Toda la Parábola así, va a ser una invitación a revisar nuestra imagen del Padre y a convertir el modo con que nos relacionamos con Él.

Trátame como a uno de tus jornaleros… La imagen punto de partida, más que de Padre parece ser la del Patrón, la de una paternidad que se concibe como dominio, como uno a quien hay que justificarse, como uno que espera tener en torno suyo a servidores fieles y cumplidores; es la imagen que el hijo menor concibe cuando ha tocado fondo, cuando comienza el movimiento que lo va a llevar a ponerse de pie y a ponerse en camino; cuando, contrito, decide volver los ojos y encaminar sus pasos de regreso a la casa del Padre; es la imagen que por cierto, ha mantenido siempre el hijo mayor, privándose con ella de la intimidad que podría haber gozado como hijo: “hace tantos años que te sirvo”; imagen que nubla la mirada del mayor, que ante la generosidad desbordada del Padre sólo atina a cobrarle un pago por sus servicios, porque el jornalero, el que se siente siervo, no va a trabajar por otra cosa que por la paga, por magra que esta sea.

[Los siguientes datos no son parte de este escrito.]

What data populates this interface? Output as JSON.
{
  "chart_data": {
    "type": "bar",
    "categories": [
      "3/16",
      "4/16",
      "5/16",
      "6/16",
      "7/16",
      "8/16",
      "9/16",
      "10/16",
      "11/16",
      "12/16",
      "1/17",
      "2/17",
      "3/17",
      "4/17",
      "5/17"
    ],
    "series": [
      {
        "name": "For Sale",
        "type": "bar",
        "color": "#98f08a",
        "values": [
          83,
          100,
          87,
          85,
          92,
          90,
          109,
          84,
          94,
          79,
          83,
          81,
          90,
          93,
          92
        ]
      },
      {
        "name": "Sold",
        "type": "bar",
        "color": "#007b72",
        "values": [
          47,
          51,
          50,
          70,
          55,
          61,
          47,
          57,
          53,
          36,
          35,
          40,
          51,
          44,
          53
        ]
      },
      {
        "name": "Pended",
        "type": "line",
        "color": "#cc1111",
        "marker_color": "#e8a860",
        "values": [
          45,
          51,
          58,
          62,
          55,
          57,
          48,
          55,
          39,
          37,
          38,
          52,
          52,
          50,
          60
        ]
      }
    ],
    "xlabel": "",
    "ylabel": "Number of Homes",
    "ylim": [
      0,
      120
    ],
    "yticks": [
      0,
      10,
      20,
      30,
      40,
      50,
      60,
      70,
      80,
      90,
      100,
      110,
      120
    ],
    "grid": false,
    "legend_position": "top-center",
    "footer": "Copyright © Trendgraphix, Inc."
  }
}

Si el hijo mayor considera a su padre como un Patrón, nunca va a entender una relación con él, que no sea de prestación de servicios y retribución; ésa es su tragedia: la misma ceguera del corazón que ha convertido a los piadosos fariseos en mezquinos funcionarios de la religión, pequeños funcionarios, que no dan cabida a la conversión de los pecadores, que no conciben el perdón como una fiesta.

La imagen del punto de llegada es otra: el Padre que hace de su paternidad un ejercicio de misericordia y compasión: que ve de lejos al hijo que regresa y no espera; que deja todo y corre a abrazarlo y a besarlo, que no deja que el hijo termine el discurso que ha preparado, para hacerlo ingresar sin mayor dilación y en fiesta al gozo de su casa; que vuelve a salir para compartir su alegría con el mayor. El largo camino le ha enseñado algo al hijo menor, le ha enseñado a reconocer la gratuidad del amor y a gozarse en ella: simplemente se deja abrazar, vestir como hijo y ser ingresado a la casa del Padre.

Y ahora que ese hijo tuyo ha vuelto… El austero servicio carente de alegría del mayor, empero, no le ha enseñado ni a ser hijo ni a ser hermano, -delante de sus ojos, su padre sólo es un patrón, y un patrón avaro- su corazón está cerrado al gozo del Padre, está cerrado a la conversión del hermano; no obstante el Padre sigue creyendo en él: Es justo que haya fiesta y alegría, porque este hermano tuyo estaba muerto y ha vuelto a la vida… las últimas palabras de la Parábola insisten una vez más en la Conversión: es la invitación que han acogido los publicanos y pecadores, hasta llegar a compartir la mesa de fiesta con Jesús; la Conversión que sigue esperando todavía confiado el Padre del cielo: la de los de los fariseos y escribas, la del hermano mayor, la nuestra.